9/8/09

Obama 'out-foxed' right on schools speech



Despite all the brouhaha preceding President Obama’s speech to students, Obama managed to deliver a speech long on feel-good themes and short on the controversy that critics had anticipated, Thom Serafin, President and CEO of Serafin & Associates, Inc., says during this appearance on Fox News Chicago.

“The White House kind of out-foxed the conservative pundits on the other side who were complaining about what they might do, what they may not do,” Serafin says.

The White House was smart enough to take the president’s speech in this direction, causing the barrage of rhetorical grenades lobbed in advance of the speech to fall inert, Serafin says.

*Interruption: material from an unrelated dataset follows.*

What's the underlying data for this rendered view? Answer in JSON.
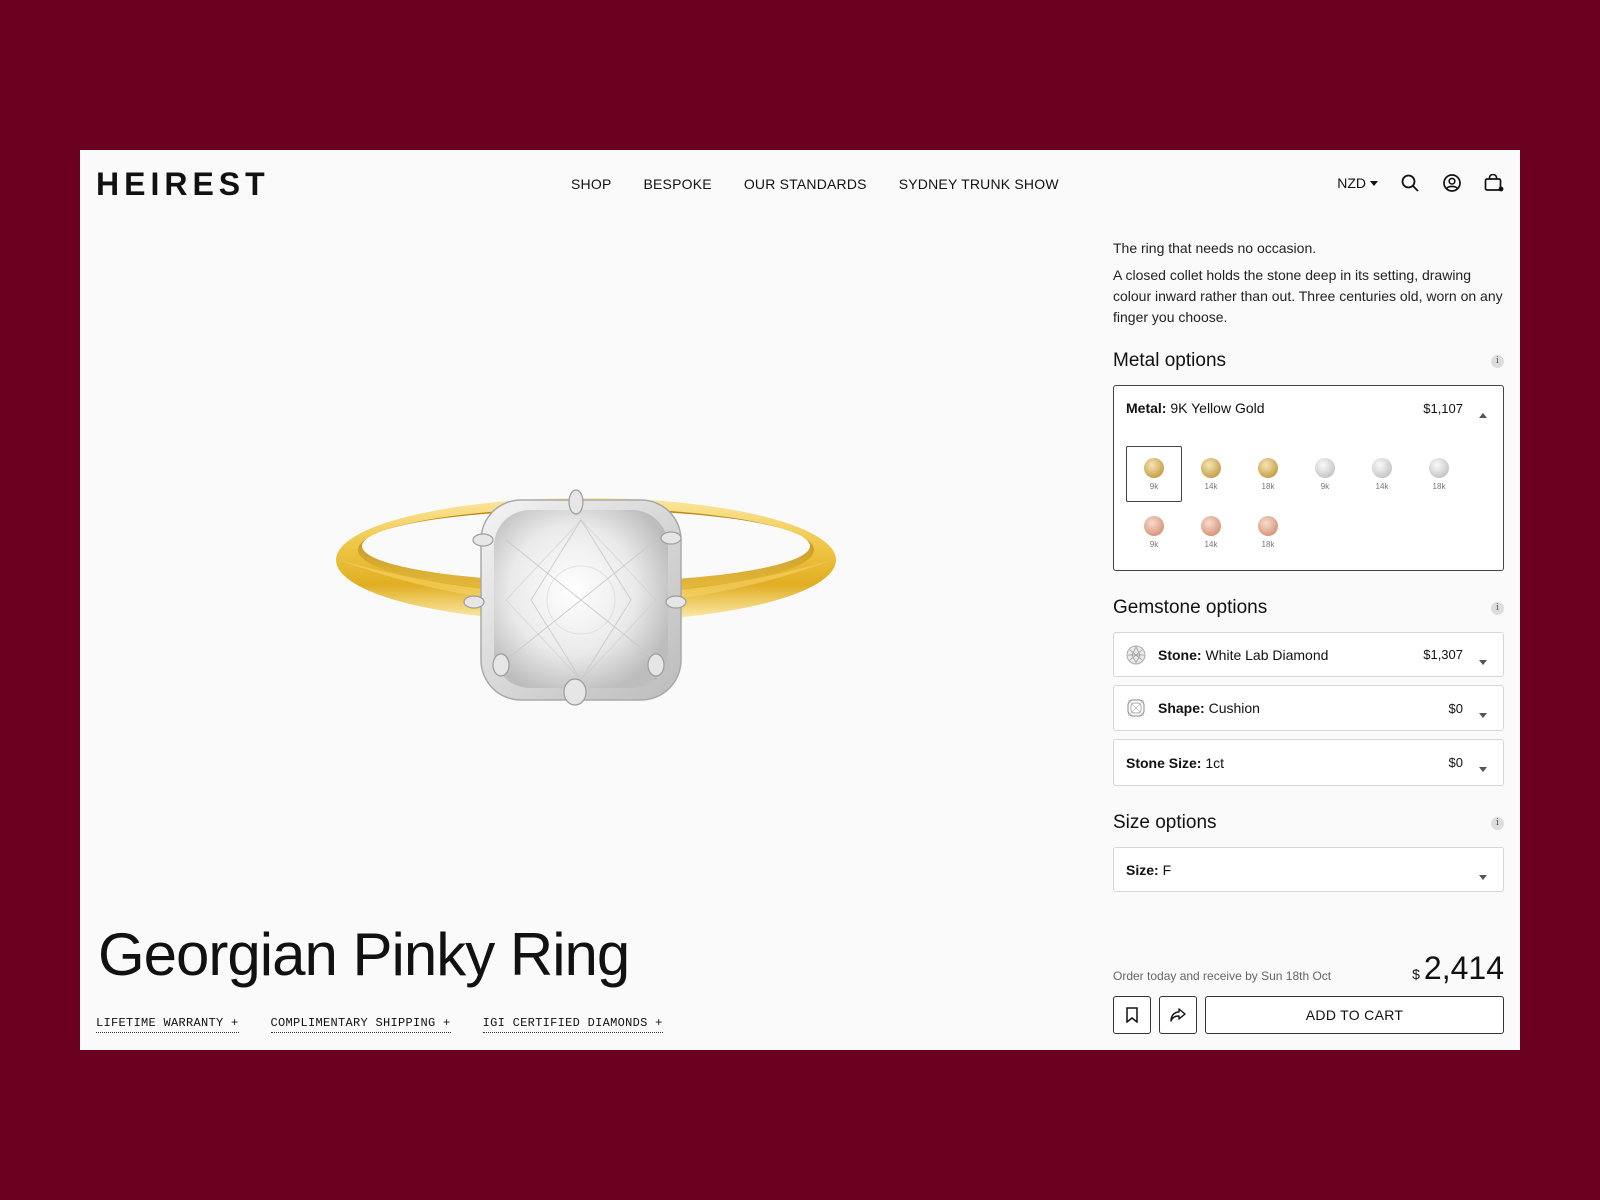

“The president is going to tell the children this morning, ‘If you’re quitting on your education, you’re quitting on your country. Wash your hands. Make sure you don’t go to school if you’re sick. Don’t get other people sick in your school,’” Serafin says, referring to pre-released text of the president’s speech. “Those are wonderful messages, that’s God, apple pie and country.”

In this appearance, Serafin also discuses the resignation of Van Jones, Obama’s environmental czar, amid reports that Jones made inflammatory remarks about Republicans and joined a petition questioning whether the federal government had a role in permitting the Sept. 11 attacks.

While he is distinguished on environmental matters, Serafin says that Jones “is off the center on some of these other issues.”

“Communism went out with the Brady Bunch,” Serafin says. “It’s been a long time since we look at communism as an attractive alternative.”

Also in this appearance on Fox, Serafin discusses the evolving political dynamics of the war in Afghanistan.